Biotech Changes The Game

The FDA approval of Vertex Pharmaceutical’s (Boston, MA) Orkambi last week further shifted the paradigm of treating cystic fibrosis (CF) for up to half of its sufferers—moving from a management of symptoms approach to targeting the underlying cause. Until very recently, the only strategy against CF involved reducing the risk of lung infections by taking mucus thinning medications and antibiotics—and rarely, late stage bilateral lung transplants. CF is an orphan disease affecting around 70,000 people globally and is prevalent in America, Europe and Australia.

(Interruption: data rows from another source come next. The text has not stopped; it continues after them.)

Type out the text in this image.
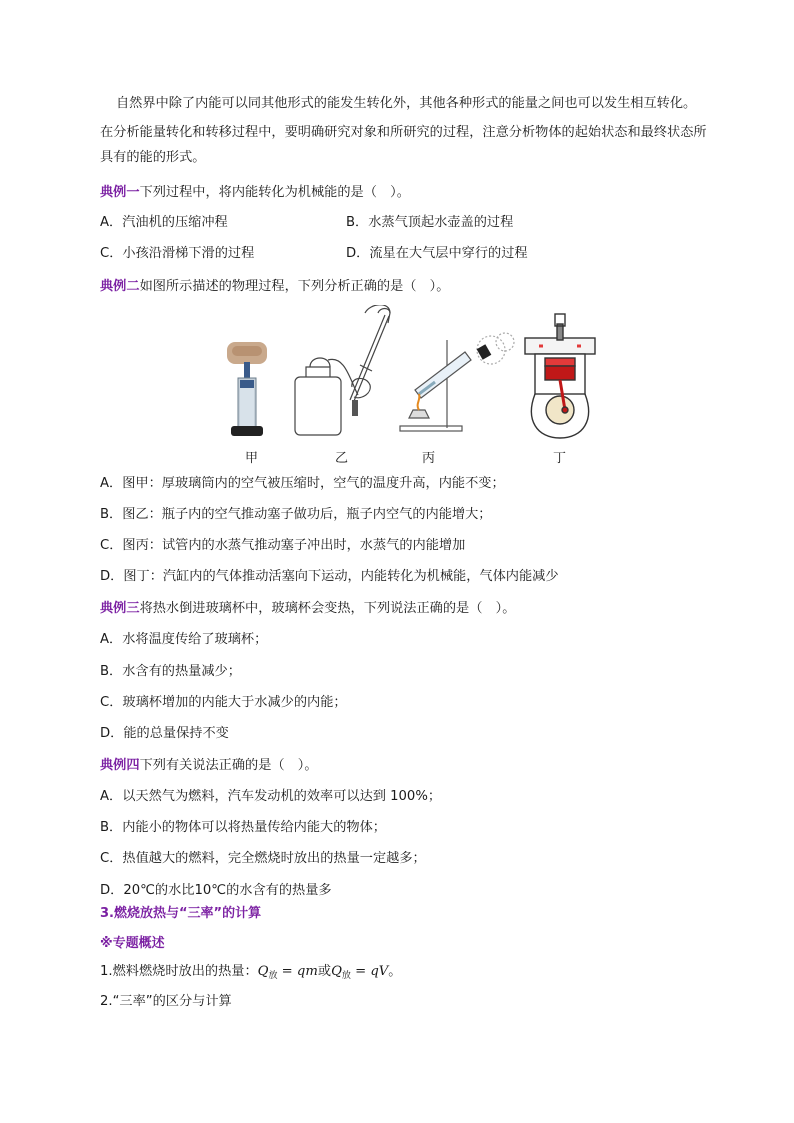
自然界中除了内能可以同其他形式的能发生转化外，其他各种形式的能量之间也可以发生相互转化。
在分析能量转化和转移过程中，要明确研究对象和所研究的过程，注意分析物体的起始状态和最终状态所
具有的能的形式。
典例一下列过程中，将内能转化为机械能的是（　）。
A．汽油机的压缩冲程	B．水蒸气顶起水壶盖的过程
C．小孩沿滑梯下滑的过程	D．流星在大气层中穿行的过程
典例二如图所示描述的物理过程，下列分析正确的是（　）。
甲	乙	丙	丁
A．图甲：厚玻璃筒内的空气被压缩时，空气的温度升高，内能不变；
B．图乙：瓶子内的空气推动塞子做功后，瓶子内空气的内能增大；
C．图丙：试管内的水蒸气推动塞子冲出时，水蒸气的内能增加
D．图丁：汽缸内的气体推动活塞向下运动，内能转化为机械能，气体内能减少
典例三将热水倒进玻璃杯中，玻璃杯会变热，下列说法正确的是（　）。
A．水将温度传给了玻璃杯；
B．水含有的热量减少；
C．玻璃杯增加的内能大于水减少的内能；
D．能的总量保持不变
典例四下列有关说法正确的是（　）。
A．以天然气为燃料，汽车发动机的效率可以达到 100%；
B．内能小的物体可以将热量传给内能大的物体；
C．热值越大的燃料，完全燃烧时放出的热量一定越多；
D．20℃的水比10℃的水含有的热量多
3.燃烧放热与“三率”的计算
※专题概述
1.燃料燃烧时放出的热量：$Q_放$ = qm或$Q_放$ = qV。
2.“三率”的区分与计算
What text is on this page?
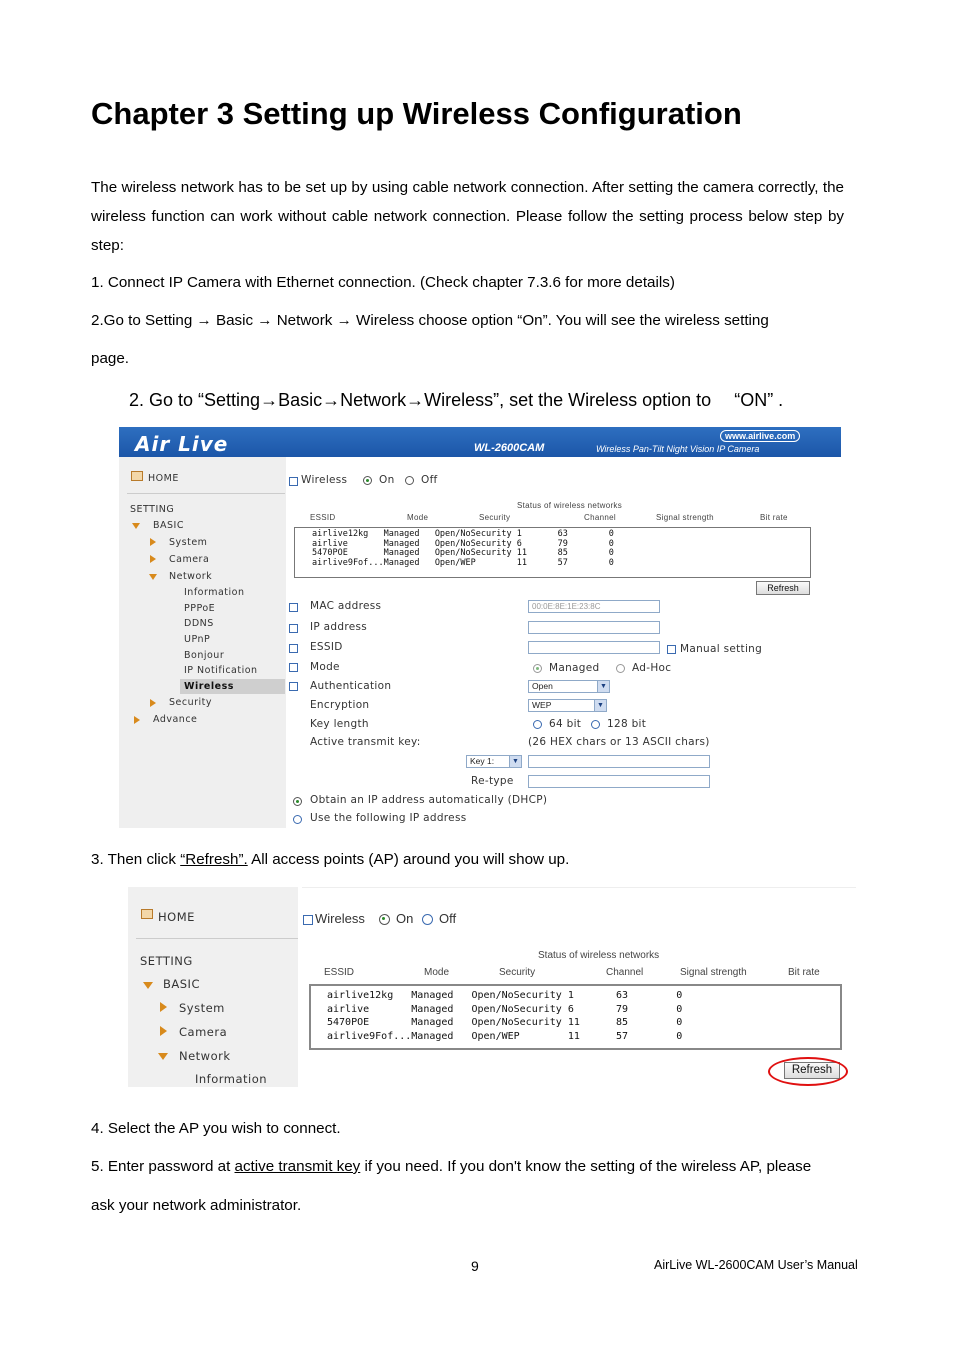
Chapter 3 Setting up Wireless Configuration
The wireless network has to be set up by using cable network connection. After setting the camera correctly, the wireless function can work without cable network connection. Please follow the setting process below step by step:
1. Connect IP Camera with Ethernet connection. (Check chapter 7.3.6 for more details)
2.Go to Setting → Basic → Network → Wireless choose option “On”. You will see the wireless setting
page.
2. Go to “Setting→Basic→Network→Wireless”, set the Wireless option to 　“ON” .
Air Live	WL-2600CAM	Wireless Pan-Tilt Night Vision IP Camera
www.airlive.com
HOME
SETTING
BASIC
System
Camera
Network
Information
PPPoE
DDNS
UPnP
Bonjour
IP Notification
Wireless
Security
Advance
Wireless	On	Off
Status of wireless networks
ESSID	Mode	Security	Channel	Signal strength	Bit rate
airlive12kg   Managed   Open/NoSecurity 1       63        0
airlive       Managed   Open/NoSecurity 6       79        0
5470POE       Managed   Open/NoSecurity 11      85        0
airlive9Fof...Managed   Open/WEP        11      57        0
Refresh
MAC address	00:0E:8E:1E:23:8C
IP address
ESSID	Manual setting
Mode	Managed	Ad-Hoc
Authentication	Open	▼
Encryption	WEP	▼
Key length	64 bit 128 bit
Active transmit key:	(26 HEX chars or 13 ASCII chars)
Key 1:	▼
Re-type
Obtain an IP address automatically (DHCP)
Use the following IP address
3. Then click “Refresh”. All access points (AP) around you will show up.
HOME
SETTING
BASIC
System
Camera
Network
Information
Wireless On Off
Status of wireless networks
ESSID	Mode	Security	Channel	Signal strength	Bit rate
airlive12kg   Managed   Open/NoSecurity 1       63        0
airlive       Managed   Open/NoSecurity 6       79        0
5470POE       Managed   Open/NoSecurity 11      85        0
airlive9Fof...Managed   Open/WEP        11      57        0
Refresh
4. Select the AP you wish to connect.
5. Enter password at active transmit key if you need. If you don't know the setting of the wireless AP, please
ask your network administrator.
9	AirLive WL-2600CAM User’s Manual
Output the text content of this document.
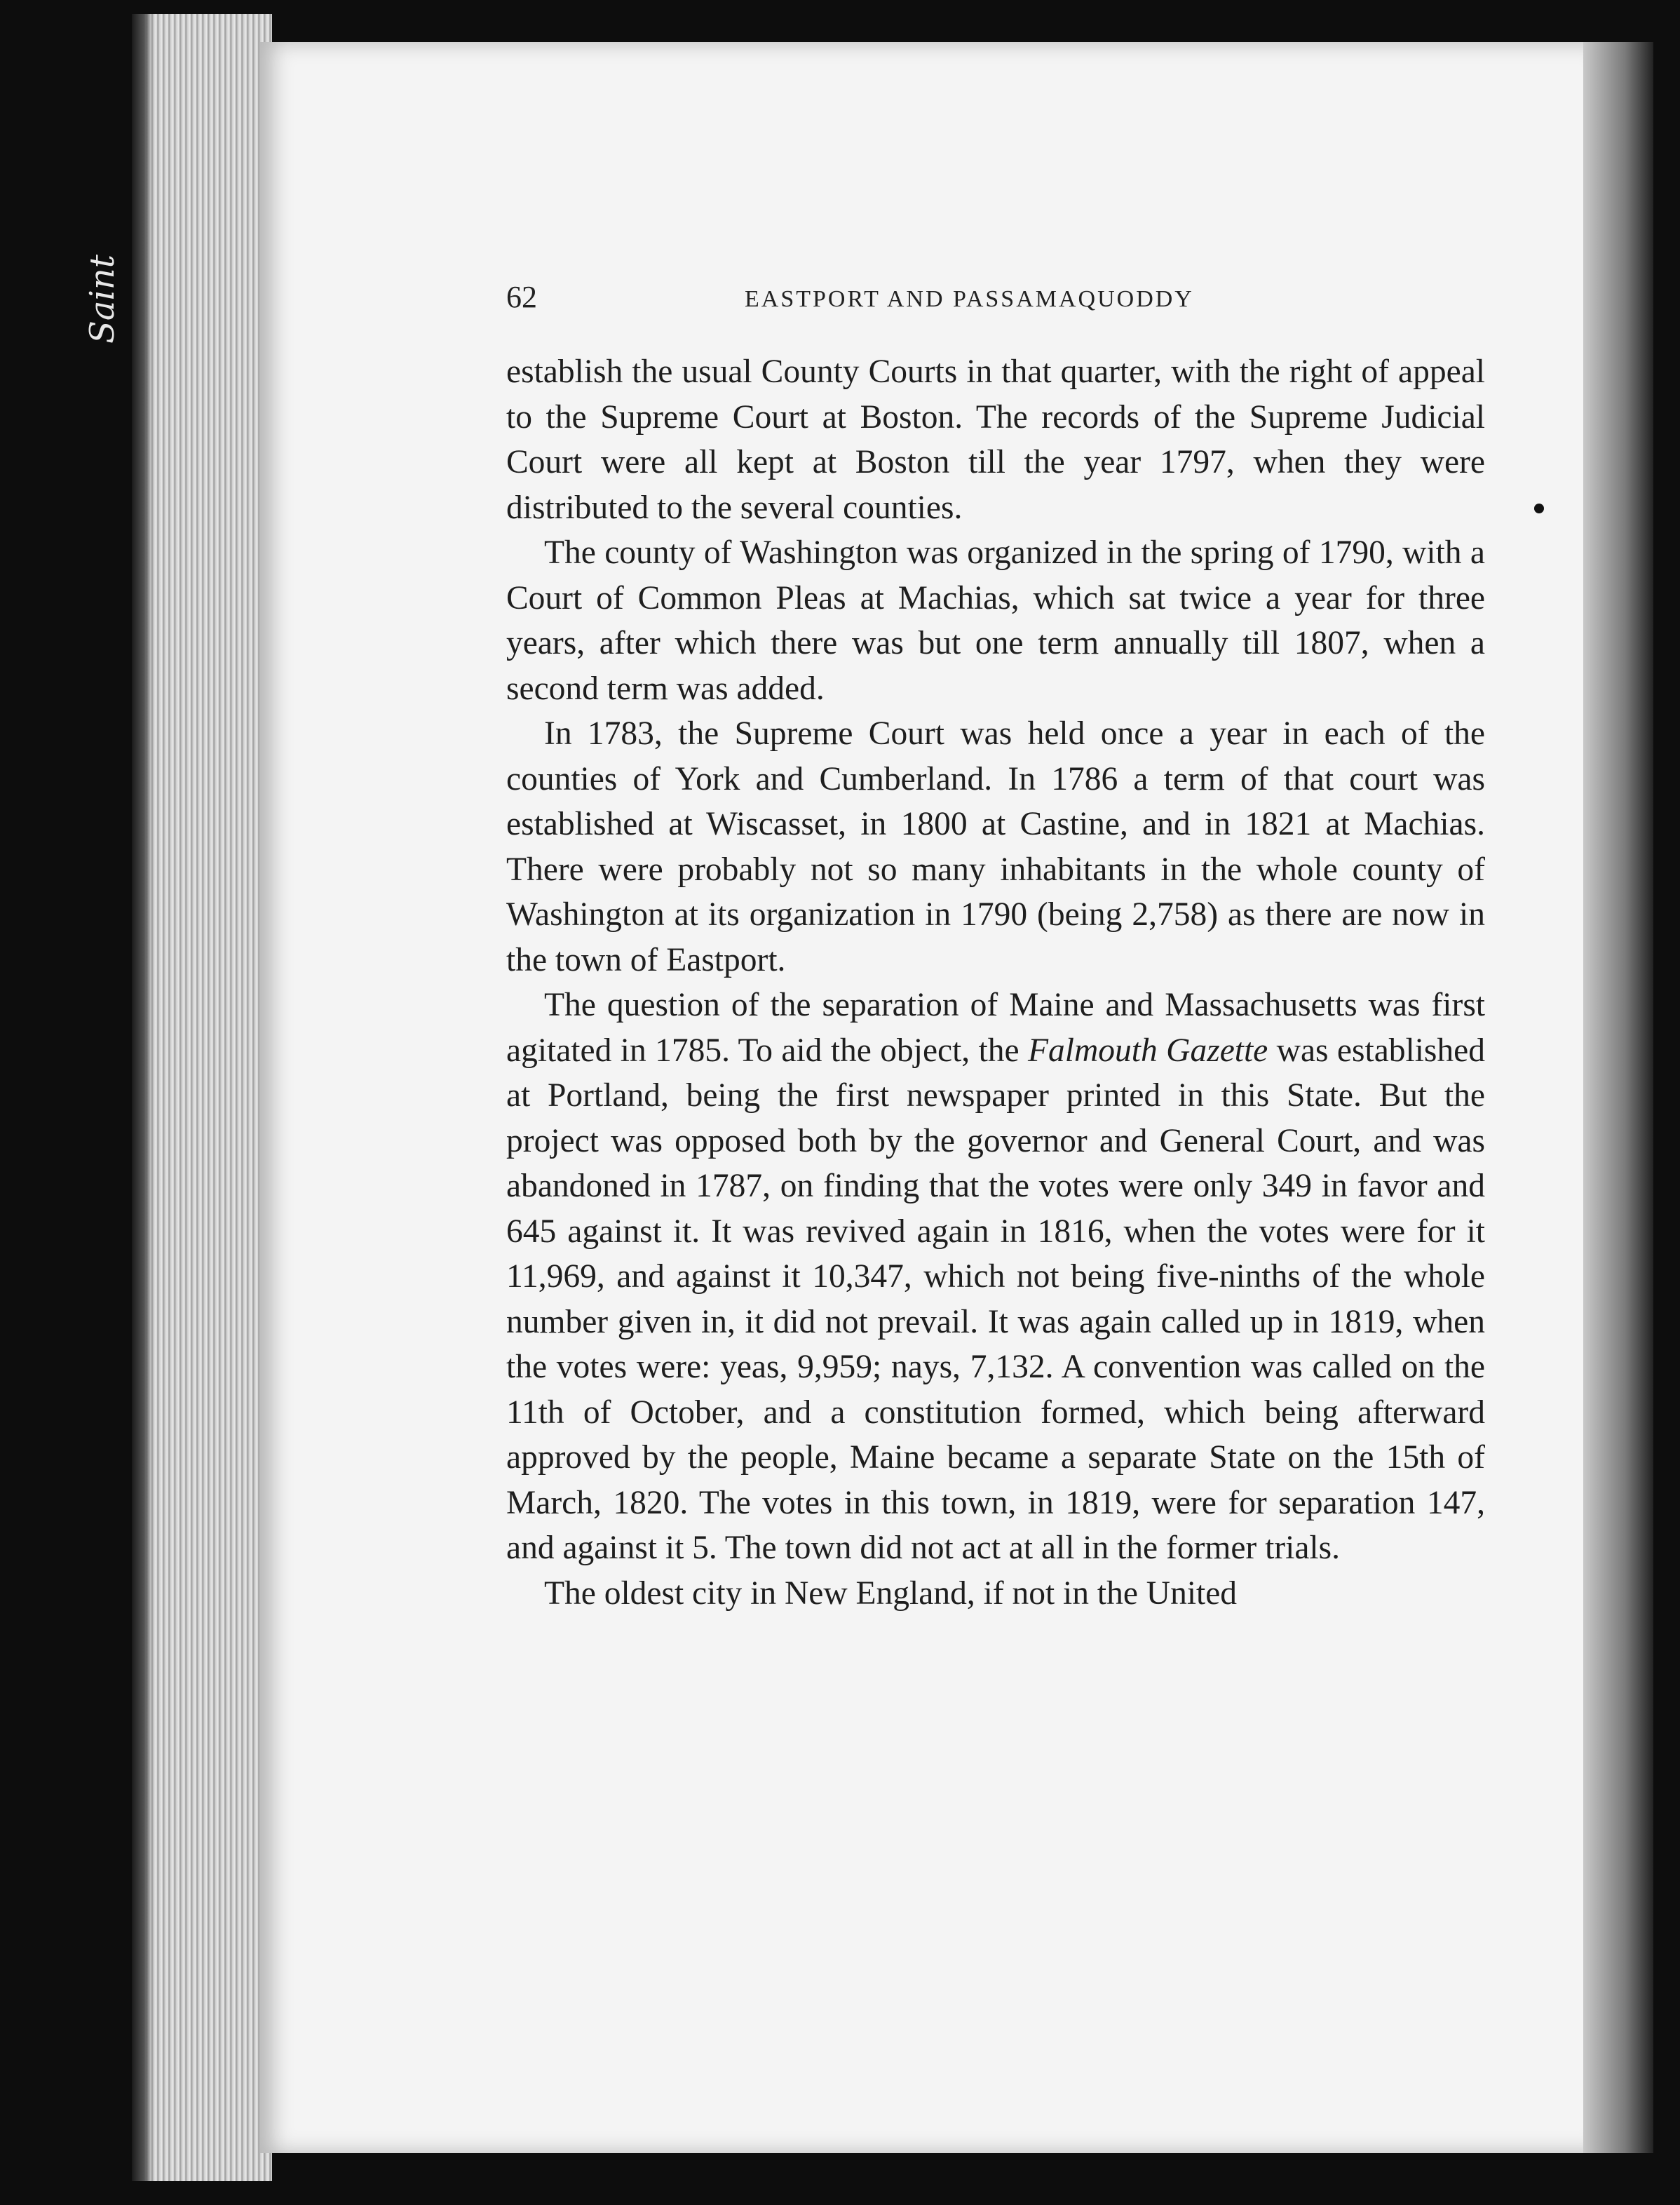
Saint	62	EASTPORT AND PASSAMAQUODDY

establish the usual County Courts in that quarter, with the right of appeal to the Supreme Court at Boston. The records of the Supreme Judicial Court were all kept at Boston till the year 1797, when they were distributed to the several counties.

The county of Washington was organized in the spring of 1790, with a Court of Common Pleas at Machias, which sat twice a year for three years, after which there was but one term annually till 1807, when a second term was added.

In 1783, the Supreme Court was held once a year in each of the counties of York and Cumberland. In 1786 a term of that court was established at Wiscasset, in 1800 at Castine, and in 1821 at Machias. There were probably not so many inhabitants in the whole county of Washington at its organization in 1790 (being 2,758) as there are now in the town of Eastport.

The question of the separation of Maine and Massachusetts was first agitated in 1785. To aid the object, the Falmouth Gazette was established at Portland, being the first newspaper printed in this State. But the project was opposed both by the governor and General Court, and was abandoned in 1787, on finding that the votes were only 349 in favor and 645 against it. It was revived again in 1816, when the votes were for it 11,969, and against it 10,347, which not being five-ninths of the whole number given in, it did not prevail. It was again called up in 1819, when the votes were: yeas, 9,959; nays, 7,132. A convention was called on the 11th of October, and a constitution formed, which being afterward approved by the people, Maine became a separate State on the 15th of March, 1820. The votes in this town, in 1819, were for separation 147, and against it 5. The town did not act at all in the former trials.

The oldest city in New England, if not in the United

This WEEKLY will discuss how Vertex’s two game-changers—Kalydeco and Orkambi—target the root of the disease, and find out what’s next in line to take on Cystic Fibrosis.

Cystic Fibrosis Explained

CF is a genetic disease caused by one of several possible mutations in the gene encoding the “cystic fibrosis transmembrane conductance regulator” (CTFR) protein. The CTFR protein is critical for the production of sweat, digestive fluids and mucus. CTFR is classified as a channel protein—a category of proteins that create a channel, or tunnel, across the cell membrane. This specialized gateway allows things to pass through the cell that will otherwise be denied entry or exit. Negatively charged chloride ions use CTFR to exit cells, and if CTFR is not functioning correctly, the chloride ions build up inside of cells. The buildup affects the fluid balance of tissue, resulting in the characteristically thick mucus seen in the lungs of CF patients, making them vulnerable to potentially fatal lung infections.

CF is an autosomal recessive disorder, meaning if an individual has one functioning copy of the CTFR gene, they are termed “carriers” and will not develop the disease. Two copies of the malfunctioning CTFR gene, one from each parent, will equal a diagnosis. And while CF is always caused by a mutation, many possible mutation combinations have been associated with the disease.

The mutations can be divided into two classes: those that lessen the quantity of CTFR proteins reaching the cell surface, and those that reduce the functioning of the proteins reaching the cell surface. Drugs that work by assisting CFTR to fold correctly and reach the cell-surface are referred to as CFTR correctors; drugs that enable CFTR to function correctly once it has reached the cell surface are CFTR potentiators.

To The Market: Kalydeco & Orkambi

In 2012, Vertex Pharmaceuticals won FDA approval for Kalydeco, ushering in the first CF drug to treat the underlying cause of the disease. Kalydeco works by binding to the misfolded CTFR protein and increasing its ability to remain open and functional on cellular surfaces—a CFTR potentiator. Although highly effective, it is only a lifesaver for approximately 10% of CF patients. Kalydeco—by itself— is not helpful to patients whose mutation causes CTFR to not reach the cell surface.

When Vertex combined Kalydeco with newly developed lumacaftor, a dynamic duo was born. Coined Orkambi, the potential to benefit as many as 50% of CF patients widened the eyes of the industry. The lumacaftor portion targets the most common mutation (a single amino acid deletion in the CTFR protein) responsible for two-thirds of CF cases. In patients carrying this mutation, the protein is so misfolded it never makes it to the cell surface. Lumacaftor is a CFTR corrector, it works by binding to and stabilizing at least some of the misfolded proteins, improving their ability to travel to the cell surface. Once there, Kalydeco kicks in and improves the function of CTFR, potentially bringing positive outcomes for a big part of the CF community. 


Corbus Pharmaceuticals (Norwood, MA) is about to take a swing at Vertex’s market share thanks to their current contender, Resonab, in Phase II clinical trials. Rather than targeting the CFTR protein directly, Corbus is treating CF as a chronic inflammatory disease. This is based on the observation that children as young as four weeks old with CF have elevated levels of inflammatory markers, which further drives disease progression.

Resonab is an oral anti-inflammatory—it works by binding to and activating the CB2 receptor, which is present on a variety of immune cells—think macrophages, T-cells, and B-cells.  Activation of the CB2 receptor inhibits the immune function of these cells, resulting in a resolution of the inflammation. Corbus is promoting the drug as a possible treatment for all CF patients, not just those with a particular type of mutation.

On The Horizon: Spyryx Biosciences

Spyryx Bioscience (Durham, NC) is taking a different approach to treating CF—a tactic which might also benefit the entire patient population. Their efforts are based on an observation of the link between the regulatory protein SPLUNC1 and the dehydration leading to thick mucus—the hallmark of CF. SPLUNC1 helps to modulate how much fluid is absorbed into lung cells. Spyryx is currently conducting preclinical testing of inhalable peptide therapeutics (short segments of proteins) based on the SPLUNC1 protein that will enhance the absorption of fluid into lung cells, relieving the key symptoms of CF.

The leap from simply managing CF to attacking its roots shows the amazing potential of drug development. With even more therapies in the pipeline, the ability to fight CF on all levels is the path towards shutting out the disease.